Adobe’s Marketo platform helps you get measurable results from acquisition to advocacy, all while keeping customers engaged. Marketo allows you to send emails, build landing pages and, most importantly, look at data so client journeys can be customized.

Specifically, Marketo’s lead scoring tools allow you to build out the customer journeys from when they first appear in your database all the way to close. Through personalized campaigns, the scoring strategies help you attract, nurture, and deliver on win-ready leads.

What is Lead Scoring?

Lead scoring is the methodology for ranking leads in order of sales-readiness. It saves time and helps companies focus on high-quality leads that have a better chance of converting through to a sale. Once a lead scoring method has filtered relevant leads, companies can customize their communication approach to meet the needs of the customer, further moving them toward a sale.

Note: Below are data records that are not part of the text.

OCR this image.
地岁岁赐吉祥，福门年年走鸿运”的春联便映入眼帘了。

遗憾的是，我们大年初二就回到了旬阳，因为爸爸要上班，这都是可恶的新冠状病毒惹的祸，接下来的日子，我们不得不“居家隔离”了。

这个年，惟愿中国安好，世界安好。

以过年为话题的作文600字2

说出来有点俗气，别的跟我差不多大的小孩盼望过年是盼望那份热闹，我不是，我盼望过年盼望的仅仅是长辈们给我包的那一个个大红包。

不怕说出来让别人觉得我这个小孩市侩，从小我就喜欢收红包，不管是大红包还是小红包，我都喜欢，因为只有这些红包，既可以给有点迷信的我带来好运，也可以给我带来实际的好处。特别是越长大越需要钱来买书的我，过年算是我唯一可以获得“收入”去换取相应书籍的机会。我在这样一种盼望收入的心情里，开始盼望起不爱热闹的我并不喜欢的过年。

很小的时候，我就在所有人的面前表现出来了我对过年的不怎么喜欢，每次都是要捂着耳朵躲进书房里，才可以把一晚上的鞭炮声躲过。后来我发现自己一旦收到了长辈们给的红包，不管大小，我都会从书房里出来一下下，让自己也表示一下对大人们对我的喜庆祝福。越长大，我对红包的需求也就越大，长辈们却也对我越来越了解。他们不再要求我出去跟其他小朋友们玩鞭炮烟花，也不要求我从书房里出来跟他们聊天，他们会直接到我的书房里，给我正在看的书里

Lead scoring is typically divided into two segments: demographic scoring and behavioral scoring. Demographic scoring is anything that exists in your data that has to do with who your customer is. This could be company size, company name, industry, job title, or country — the list can be infinite. Behavioral scoring includes things like filling out a form, browsing a website, event attendance, and other similar actions. Demographic and behavioral components work together to create a lead score for each particular customer.

How Marketo Differentiates From Other Platforms

Although there are plenty of platforms that have lead scoring capabilities, Marketo far surpasses competitors in various ways. Marketo offers flexibility in terms of lead scoring — compared to other platforms where you’re often married to the lead scoring method.

One of the benefits of Marketo is unlimited scoring fields. You aren’t locked into scoring only the things that your platform wants you to score. You can customize scoring fields on any data point or behavioral action, giving you the opportunity to pinpoint more relevant leads specific to your company.

Some of the more advanced strategies Marketo offers are lead scoring A/B testing, product-specific lead scores, negative lead scoring, and the ability to run lead scoring on your own schedule.

The Do’s and Don’ts of Building Out Your Scoring Model

Marketo has a long list of benefits, but building your scoring model still comes with challenges.

When you’re putting a scoring model into place, one of the biggest challenges is determining what you will score. You want to collect relevant information, but you don’t want a 20-question form to identify your ideal customer profiles. Many companies solve this through enrichment tools that help you collect extra data.

Another challenge is getting buy-in from your team on a cohesive strategy. You should ensure that both your sales team and demand generation team have a voice, but you still need the leadership team to drive decisions at the end of the day. To find a good balance between conflicting voices, you can take feedback from all teams, build two different models, and see which one is more successful for your company.

Regardless of how well your scoring model is running, you want to check in from time to time and see if it needs updating. And you want to look at this from both a process and an organic standpoint. You should be in the loop with your teams and have consistent meetings, getting their feedback on what’s working and what’s not working. On the process side, revisiting your model every quarter can be helpful to ensure that you’re hitting opportunity goals as well as marketing qualified lead goals.